As lágrimas de arrependimento e de devoção, diz Santo Agostinho, tem uma doçura que não se acha nas falsas alegrias que se buscam nos espetáculos (Confess.)
São João Clímaco desenvolve admiravelmente as vantagens e os frutos das lágrimas que os servidores de Deus derramam. Transbordo de admiração, diz, quando considero a felicidade que a compunção procura. Como, pois, é possível que os homens carnais somente vejam nela coisas aflitivas? Semelhante à cera que contém mel, ela contém um manancial inesgotável de doçuras espirituais. Deus visita e consola, de um modo invisível, porém inefável, os corações despedaçados de santa dor (Grad. V). Experimenta-se muitíssimo mais prazer em chorar os pecados, que em cometê-los. Para degustar a paz de uma boa consciência.
Diz Bossuet:
É preciso que esta consciência esteja purificada, e nenhuma água o pode fazer senão as lágrimas do coração. Correi, pois, lágrimas de compunção; correi como uma torrente, ondas bem-aventuradas; limpai essa consciência manchada, lavai esse coração profanado, e devolvei- me aquela alegria divina que é fruto da justiça e da inocência, diz o Salmista: Redde mihi laetitiam salutares tui (Sl 50, 13 – Serm. sobre o amor aos prazeres).

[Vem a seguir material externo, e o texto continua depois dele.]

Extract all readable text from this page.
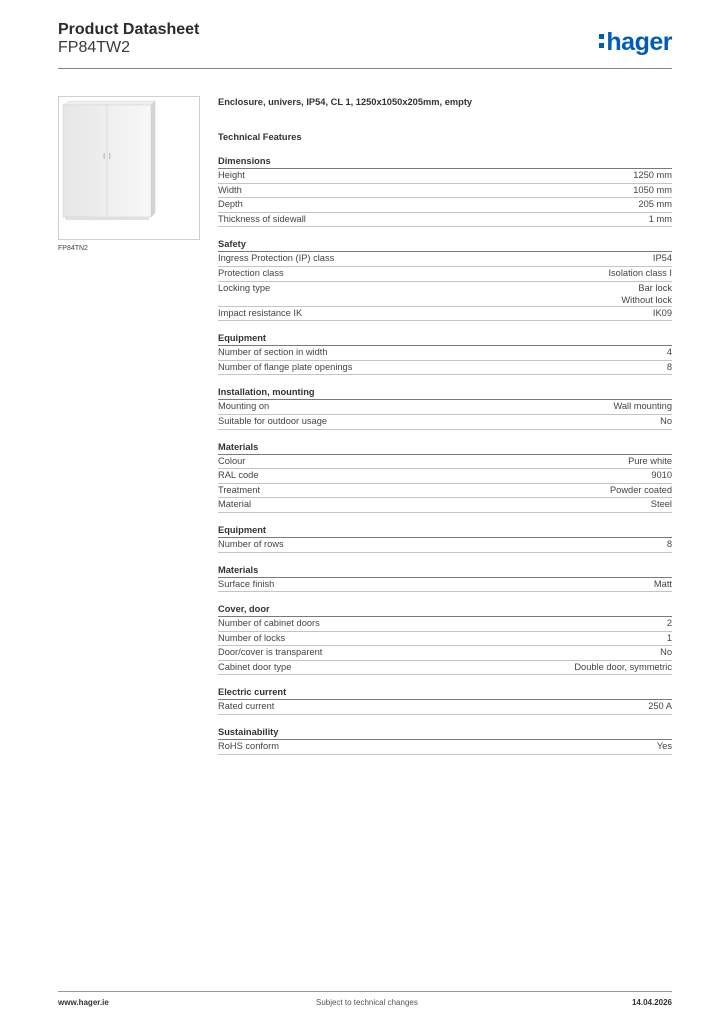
Product Datasheet
FP84TW2	hager
FP84TN2
Enclosure, univers, IP54, CL 1, 1250x1050x205mm, empty
Technical Features
Dimensions
Height	1250 mm
Width	1050 mm
Depth	205 mm
Thickness of sidewall	1 mm
Safety
Ingress Protection (IP) class	IP54
Protection class	Isolation class I
Locking type	Bar lock
Without lock
Impact resistance IK	IK09
Equipment
Number of section in width	4
Number of flange plate openings	8
Installation, mounting
Mounting on	Wall mounting
Suitable for outdoor usage	No
Materials
Colour	Pure white
RAL code	9010
Treatment	Powder coated
Material	Steel
Equipment
Number of rows	8
Materials
Surface finish	Matt
Cover, door
Number of cabinet doors	2
Number of locks	1
Door/cover is transparent	No
Cabinet door type	Double door, symmetric
Electric current
Rated current	250 A
Sustainability
RoHS conform	Yes
www.hager.ie	Subject to technical changes	14.04.2026
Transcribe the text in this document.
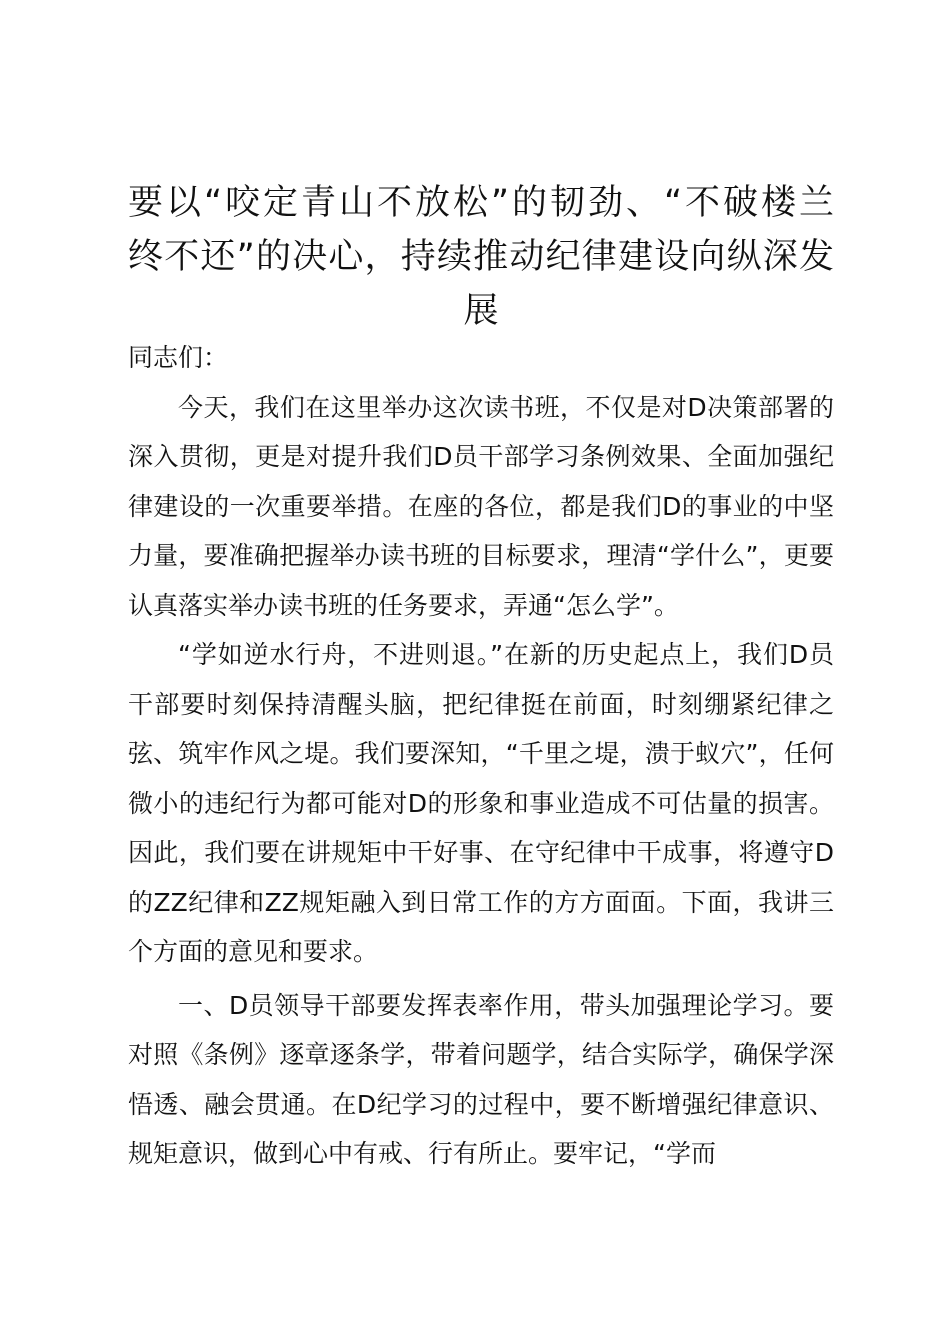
要以“咬定青山不放松”的韧劲、“不破楼兰
终不还”的决心，持续推动纪律建设向纵深发
展

同志们：

今天，我们在这里举办这次读书班，不仅是对D决策部署的深入贯彻，更是对提升我们D员干部学习条例效果、全面加强纪律建设的一次重要举措。在座的各位，都是我们D的事业的中坚力量，要准确把握举办读书班的目标要求，理清“学什么”，更要认真落实举办读书班的任务要求，弄通“怎么学”。

“学如逆水行舟，不进则退。”在新的历史起点上，我们D员干部要时刻保持清醒头脑，把纪律挺在前面，时刻绷紧纪律之弦、筑牢作风之堤。我们要深知，“千里之堤，溃于蚁穴”，任何微小的违纪行为都可能对D的形象和事业造成不可估量的损害。因此，我们要在讲规矩中干好事、在守纪律中干成事，将遵守D的ZZ纪律和ZZ规矩融入到日常工作的方方面面。下面，我讲三个方面的意见和要求。

一、D员领导干部要发挥表率作用，带头加强理论学习。要对照《条例》逐章逐条学，带着问题学，结合实际学，确保学深悟透、融会贯通。在D纪学习的过程中，要不断增强纪律意识、规矩意识，做到心中有戒、行有所止。要牢记，“学而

Quem nos dará, acrescenta, que saibamos saborear este prazer sublime da compunção, a qual nasce, não da turbação da alma, senão de sua paz; não de sua enfermidade, senão de sua saúde; não de suas paixões, senão de seu dever; não do ardor inquieto e sempre variável de seus desejos, senão da retidão de sua consciência; prazer, por conseguinte verdadeiro, que não agita a vontade, senão que a acalma; que não surpreende a razão, senão que a ilumina, que não lisonjeia superfluamente os sentidos, senão que arrasta completamente o coração até Deus? (Ut supra).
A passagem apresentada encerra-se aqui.